FBI to lead nation's cyberattack responses

But doubts remain about whether feds have their cybersecurity act together

President Barack Obama issued a policy directive Tuesday putting the FBI in charge of cyberattack responses. For businesses, this means the FBI should be in the speed dial if help is needed.

The intent of the directive is to improve management of the U.S. response to "significant" cyberattacks.

Analysts say this action was needed because it was never clear just what agency was taking the lead in response to a cybe attack -- the U.S. Secret Service, an agency within the Department of Homeland Security (DHS) or some other federal agency.

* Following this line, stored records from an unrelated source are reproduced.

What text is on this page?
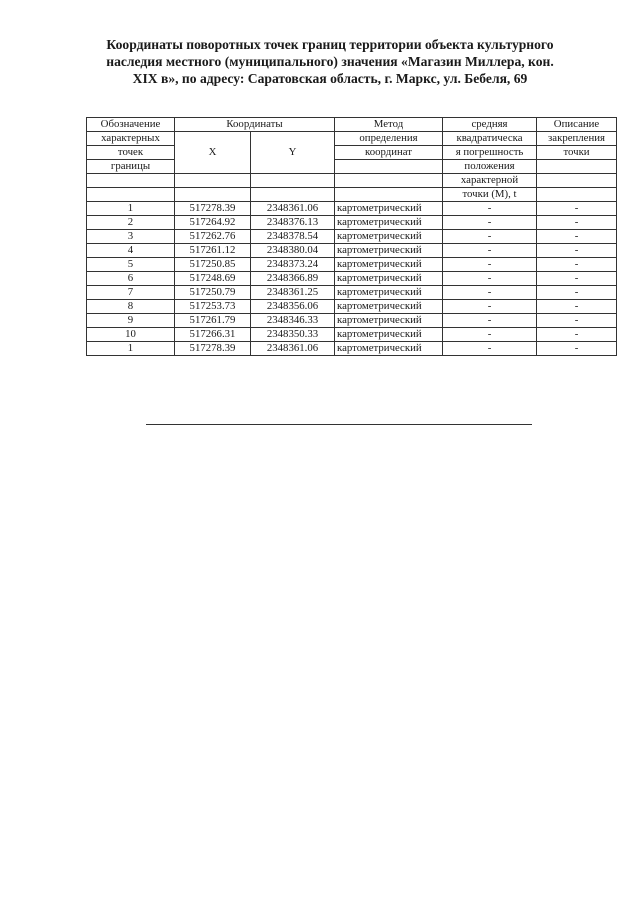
Координаты поворотных точек границ территории объекта культурного
наследия местного (муниципального) значения «Магазин Миллера, кон.
XIX в», по адресу: Саратовская область, г. Маркс, ул. Бебеля, 69
Обозначение	Координаты		Метод	средняя	Описание
характерных	X	Y	определения	квадратическа	закрепления
точек			координат	я погрешность	точки
границы				положения	
				характерной	
				точки (М), t	
1	517278.39	2348361.06	картометрический	-	-
2	517264.92	2348376.13	картометрический	-	-
3	517262.76	2348378.54	картометрический	-	-
4	517261.12	2348380.04	картометрический	-	-
5	517250.85	2348373.24	картометрический	-	-
6	517248.69	2348366.89	картометрический	-	-
7	517250.79	2348361.25	картометрический	-	-
8	517253.73	2348356.06	картометрический	-	-
9	517261.79	2348346.33	картометрический	-	-
10	517266.31	2348350.33	картометрический	-	-
1	517278.39	2348361.06	картометрический	-	-
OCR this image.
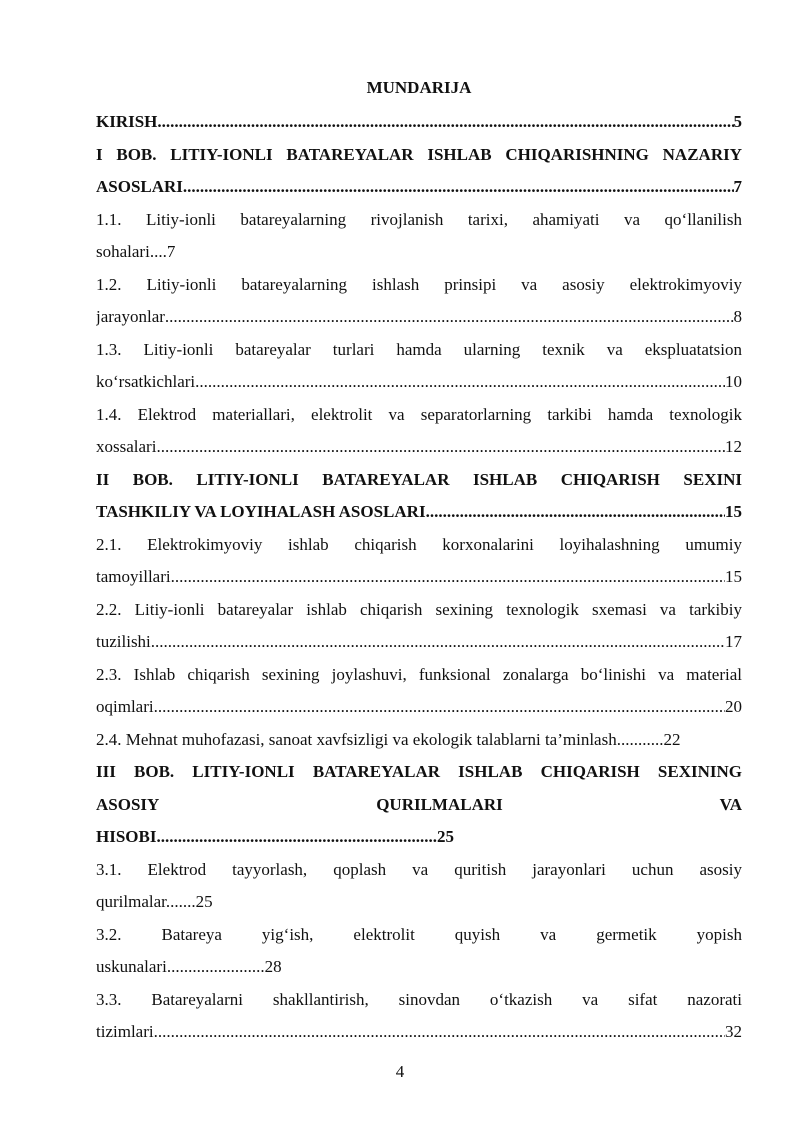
MUNDARIJA
KIRISH .....	5
I BOB. LITIY-IONLI BATAREYALAR ISHLAB CHIQARISHNING NAZARIY
ASOSLARI .....	7
1.1. Litiy-ionli batareyalarning rivojlanish tarixi, ahamiyati va qo‘llanilish
sohalari....7
1.2. Litiy-ionli batareyalarning ishlash prinsipi va asosiy elektrokimyoviy
jarayonlar .....	8
1.3. Litiy-ionli batareyalar turlari hamda ularning texnik va ekspluatatsion
ko‘rsatkichlari .....	10
1.4. Elektrod materiallari, elektrolit va separatorlarning tarkibi hamda texnologik
xossalari .....	12
II BOB. LITIY-IONLI BATAREYALAR ISHLAB CHIQARISH SEXINI
TASHKILIY VA LOYIHALASH ASOSLARI .....	15
2.1. Elektrokimyoviy ishlab chiqarish korxonalarini loyihalashning umumiy
tamoyillari .....	15
2.2. Litiy-ionli batareyalar ishlab chiqarish sexining texnologik sxemasi va tarkibiy
tuzilishi .....	17
2.3. Ishlab chiqarish sexining joylashuvi, funksional zonalarga bo‘linishi va material
oqimlari .....	20
2.4. Mehnat muhofazasi, sanoat xavfsizligi va ekologik talablarni ta’minlash...........22
III BOB. LITIY-IONLI BATAREYALAR ISHLAB CHIQARISH SEXINING
ASOSIY	QURILMALARI	VA
HISOBI..................................................................25
3.1. Elektrod tayyorlash, qoplash va quritish jarayonlari uchun asosiy
qurilmalar.......25
3.2. Batareya yig‘ish, elektrolit quyish va germetik yopish
uskunalari.......................28
3.3. Batareyalarni shakllantirish, sinovdan o‘tkazish va sifat nazorati
tizimlari .....	32
4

The decision to put the FBI in charge "was essential," said Alan Paller, president of the Sans Technology Institute and director of research. "The FBI is the only non-DoD agency with a very high concentration of ninjas on staff -- people with the advanced forensics skills needed to find out what happened."

The FBI will now "take the lead in coordinating the response to the immediate threat," said Lisa Monaco, assistant to the president for Homeland Security and Counterterrorism, in a speech today at a security conference in New York.

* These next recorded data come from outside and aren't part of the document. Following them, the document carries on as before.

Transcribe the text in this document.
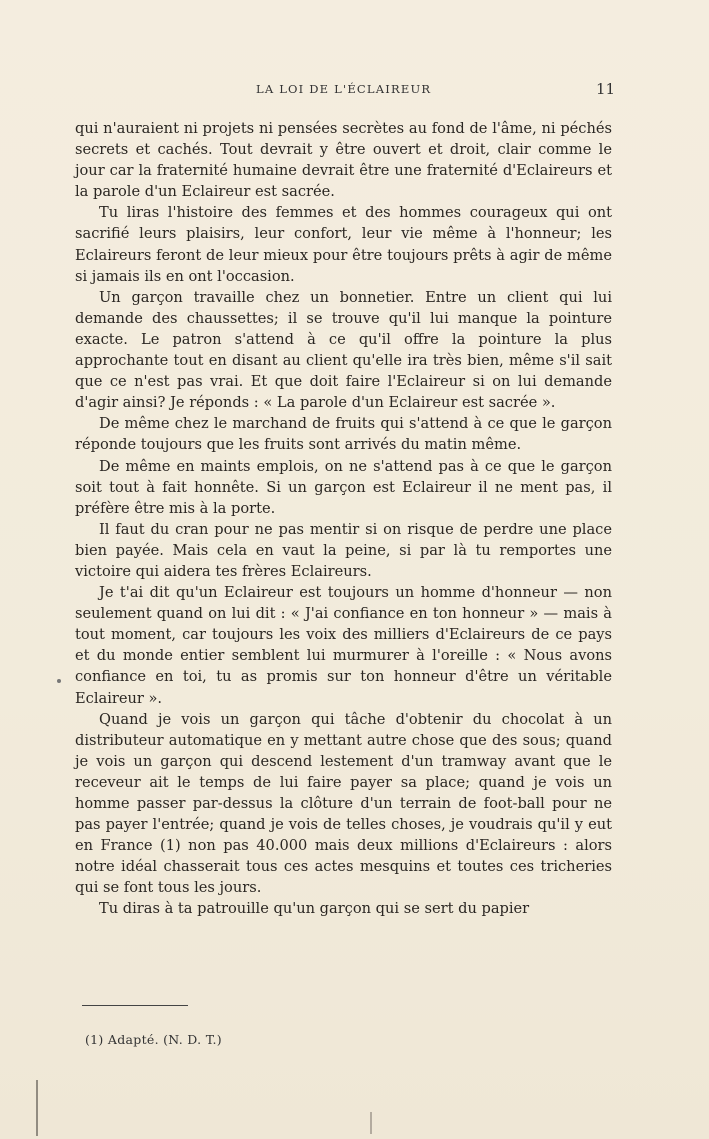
LA LOI DE L'ÉCLAIREUR	11

qui n'auraient ni projets ni pensées secrètes au fond de l'âme, ni péchés secrets et cachés. Tout devrait y être ouvert et droit, clair comme le jour car la fraternité humaine devrait être une fraternité d'Eclaireurs et la parole d'un Eclaireur est sacrée.

Tu liras l'histoire des femmes et des hommes courageux qui ont sacrifié leurs plaisirs, leur confort, leur vie même à l'honneur; les Eclaireurs feront de leur mieux pour être toujours prêts à agir de même si jamais ils en ont l'occasion.

Un garçon travaille chez un bonnetier. Entre un client qui lui demande des chaussettes; il se trouve qu'il lui manque la pointure exacte. Le patron s'attend à ce qu'il offre la pointure la plus approchante tout en disant au client qu'elle ira très bien, même s'il sait que ce n'est pas vrai. Et que doit faire l'Eclaireur si on lui demande d'agir ainsi? Je réponds : « La parole d'un Eclaireur est sacrée ».

De même chez le marchand de fruits qui s'attend à ce que le garçon réponde toujours que les fruits sont arrivés du matin même.

De même en maints emplois, on ne s'attend pas à ce que le garçon soit tout à fait honnête. Si un garçon est Eclaireur il ne ment pas, il préfère être mis à la porte.

Il faut du cran pour ne pas mentir si on risque de perdre une place bien payée. Mais cela en vaut la peine, si par là tu remportes une victoire qui aidera tes frères Eclaireurs.

Je t'ai dit qu'un Eclaireur est toujours un homme d'honneur — non seulement quand on lui dit : « J'ai confiance en ton honneur » — mais à tout moment, car toujours les voix des milliers d'Eclaireurs de ce pays et du monde entier semblent lui murmurer à l'oreille : « Nous avons confiance en toi, tu as promis sur ton honneur d'être un véritable Eclaireur ».

Quand je vois un garçon qui tâche d'obtenir du chocolat à un distributeur automatique en y mettant autre chose que des sous; quand je vois un garçon qui descend lestement d'un tramway avant que le receveur ait le temps de lui faire payer sa place; quand je vois un homme passer par-dessus la clôture d'un terrain de foot-ball pour ne pas payer l'entrée; quand je vois de telles choses, je voudrais qu'il y eut en France (1) non pas 40.000 mais deux millions d'Eclaireurs : alors notre idéal chasserait tous ces actes mesquins et toutes ces tricheries qui se font tous les jours.

Tu diras à ta patrouille qu'un garçon qui se sert du papier

(1) Adapté. (N. D. T.)
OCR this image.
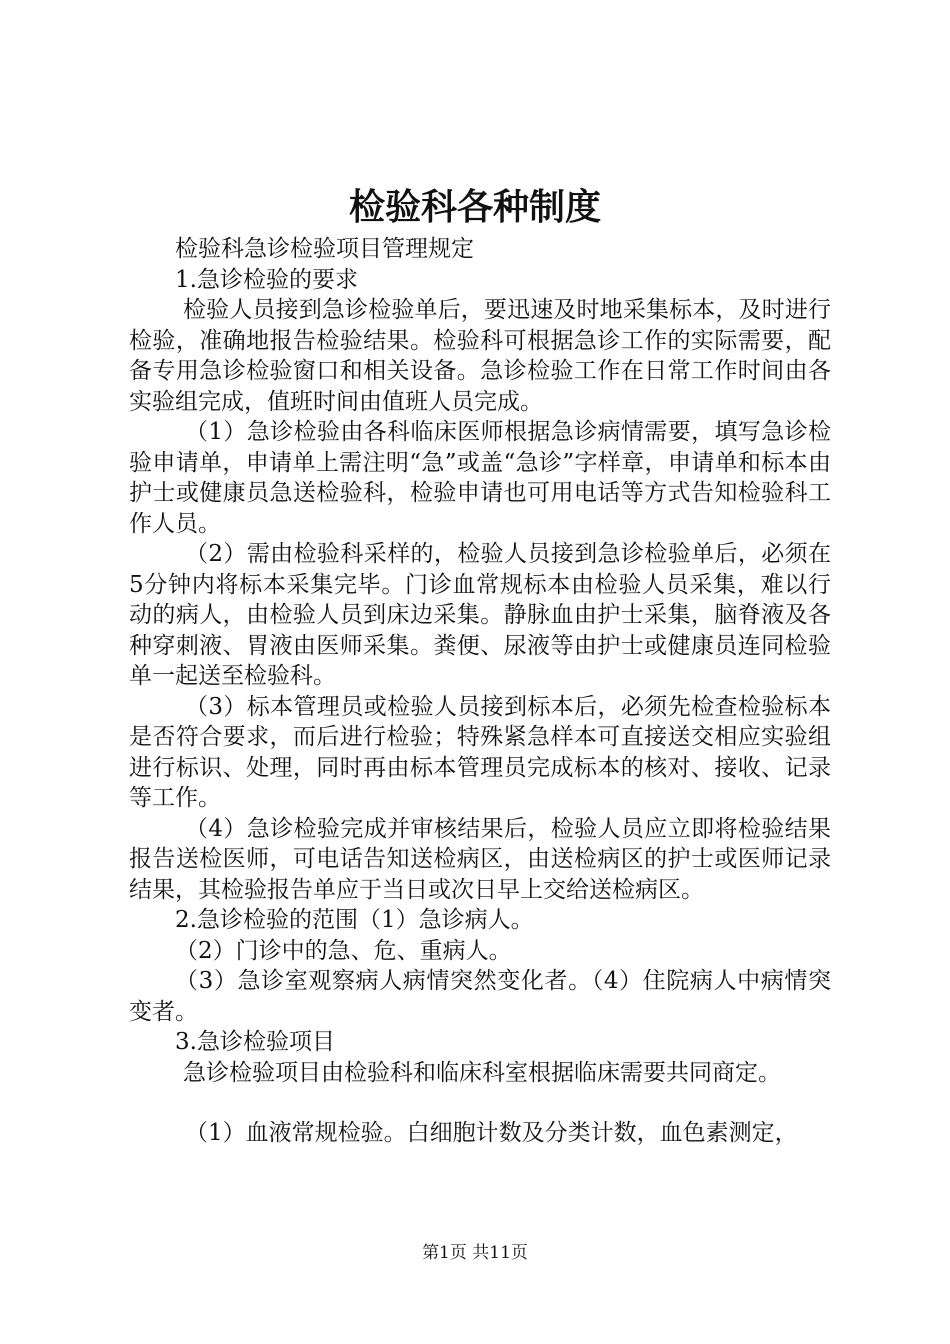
检验科各种制度

检验科急诊检验项目管理规定

1.急诊检验的要求

检验人员接到急诊检验单后，要迅速及时地采集标本，及时进行检验，准确地报告检验结果。检验科可根据急诊工作的实际需要，配备专用急诊检验窗口和相关设备。急诊检验工作在日常工作时间由各实验组完成，值班时间由值班人员完成。

（1）急诊检验由各科临床医师根据急诊病情需要，填写急诊检验申请单，申请单上需注明“急”或盖“急诊”字样章，申请单和标本由护士或健康员急送检验科，检验申请也可用电话等方式告知检验科工作人员。

（2）需由检验科采样的，检验人员接到急诊检验单后，必须在5分钟内将标本采集完毕。门诊血常规标本由检验人员采集，难以行动的病人，由检验人员到床边采集。静脉血由护士采集，脑脊液及各种穿刺液、胃液由医师采集。粪便、尿液等由护士或健康员连同检验单一起送至检验科。

（3）标本管理员或检验人员接到标本后，必须先检查检验标本是否符合要求，而后进行检验；特殊紧急样本可直接送交相应实验组进行标识、处理，同时再由标本管理员完成标本的核对、接收、记录等工作。

（4）急诊检验完成并审核结果后，检验人员应立即将检验结果报告送检医师，可电话告知送检病区，由送检病区的护士或医师记录结果，其检验报告单应于当日或次日早上交给送检病区。

2.急诊检验的范围（1）急诊病人。

（2）门诊中的急、危、重病人。

（3）急诊室观察病人病情突然变化者。（4）住院病人中病情突变者。

3.急诊检验项目

急诊检验项目由检验科和临床科室根据临床需要共同商定。

（1）血液常规检验。白细胞计数及分类计数，血色素测定，

第1页 共11页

As part of the move, the U.S. set six levels for classifying a cyberattack to ensure that that all federal agencies "have a common view of the severity of the incident," the directive said.

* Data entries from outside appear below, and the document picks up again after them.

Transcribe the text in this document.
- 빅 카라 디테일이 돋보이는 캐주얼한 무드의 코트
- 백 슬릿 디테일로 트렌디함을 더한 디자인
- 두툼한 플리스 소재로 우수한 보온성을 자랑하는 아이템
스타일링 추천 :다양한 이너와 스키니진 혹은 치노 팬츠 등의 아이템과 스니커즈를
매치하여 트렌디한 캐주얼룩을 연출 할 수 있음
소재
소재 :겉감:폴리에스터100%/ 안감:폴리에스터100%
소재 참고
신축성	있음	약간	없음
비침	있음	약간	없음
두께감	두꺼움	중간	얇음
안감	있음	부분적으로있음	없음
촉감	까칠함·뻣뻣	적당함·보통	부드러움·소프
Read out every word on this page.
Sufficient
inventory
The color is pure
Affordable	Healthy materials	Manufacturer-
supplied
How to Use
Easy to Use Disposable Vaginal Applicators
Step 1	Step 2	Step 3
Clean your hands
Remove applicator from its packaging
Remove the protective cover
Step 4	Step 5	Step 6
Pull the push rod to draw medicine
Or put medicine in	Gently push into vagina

An incident that ranks level 3 or above "is consider significant" and will trigger a coordinated government response.

The White House directive doesn't exclude other agencies. The DHS will "take the lead" in "coordinating help for organizations dealing with the impact of a cyberattack or intrusion and preventing the attack from spreading elsewhere," said Monaco.

But Paller said DHS's role is "aspirational at best."

"DHS has systematically shown itself to devalue -- and as a result not be able to hire -- people with the advanced skills needed to perform those tasks," said Paller.

Paller said that he can only hope that the FBI's skills in analyzing any attacks, combined with non-DHS resources -- including the National Security Agency and CIA, as well as non-government expertise -- "may be sufficient to perform the critical tasks that DHS is not able to do in response to a major attack. But I am not confident.

"The U.S. could be disabled for a very long time by an attack like the one the hit the Ukraine," said Paller.

In 2015, the Ukrainian power grid was affected by a third party's entry into the power company's computer and SCADA systems, knocking out power for more than 200,000.

Avivah Litan, a Gartner cybersecurity analyst, said the decision to put the FBI in charge is a good one. "At least there is someone that takes the initiative," she said.

The FBI has also worked more than other agencies to coordinate with the private sector. "They have had a lot of outreach over the years. I've seen them at conferences a lot," said Litan.

Businesses will likely be skeptical of the benefits of this move, and there's been criticism about difficulty in getting actionable intelligence about cyberthreats from federal agencies, said Litan. That's compounded by agency overlap.

"I'd be cautiously optimistic that the FBI will cut through the coordination noise," said Litan. "At least you know there is one agency you can call."